En términos parecidos se expresa Félix de Azúa, que prolonga la extrañeza de la elección de un pintor segundón y tópico como Guys, en ese frontispicio de El pintor. Aunque tal descompensación se vería reforzada con las preferencias de Baudelaire por otros nombres menores, como Jean Jacques Champin, Víctor Gerusez o Charles Meryon. Por ello: “El manual del arte metropolitano y la gramática de la modernidad se encuentran, arqueológicamente, en “El pintor de la vida moderna”, en donde a partir de 1859, Baudelaire reúne sus reflexiones. Utilizó como excusa a un pintor mediocre, Constantine Guys, lo que no deja de sorprendernos, ya que el positivo fundador, en pintura, de lo que Baudelaire trataba de construir en la lírica, es Manet. ¿Es posible que Baudelaire no viera lo que debía de ver en Manet? …Pero la interesada ceguera de Baudelaire, como la ceguera desinteresada de Zola, respecto de la pintura de Manet, requieren un estudio aparte, que explique las estrategias del pintor y la necesaria incomprensión de las mismas por parte incluso de los más agudos analistas de su época”. Quizás todo ello fuera fruto de lo observado ya, con anterioridad, por el mismo Azua. “Porque lo que Baudelaire ve con claridad es lo rechazable: el romanticismo sin vida de Gêrome, el pintoresquismo relamido de los neoflamencos, de temas exóticos y gratuitos, el sentimentalismo burgués, los académicos como Vernet y sus turiferarios…Ahora bien, precisamente por esa actividad de combate, no pudo comprender la pintura de Courbet (para él un ‘realista’, un ‘positivista’) y a duras penas la de Manet.

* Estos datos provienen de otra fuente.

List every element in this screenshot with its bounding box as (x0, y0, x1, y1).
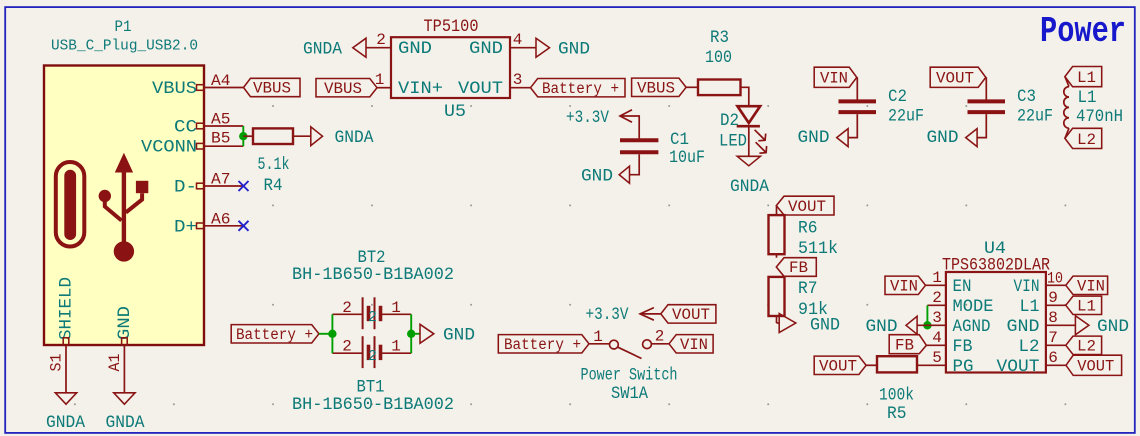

Lo cual es tanto más curioso cuanto que sus deseos de un artista moderno definido en “El pintor”, coinciden mucho más exactamente con Manet que con el mediocre C. Guys a quien toma como modelo. Pero lo mismo le había sucedido en el campo literario: para Baudelaire, Flaubert tiene algo de ‘realista’ que le impide pasar a formar parte del Olimpo de los artistas puros”.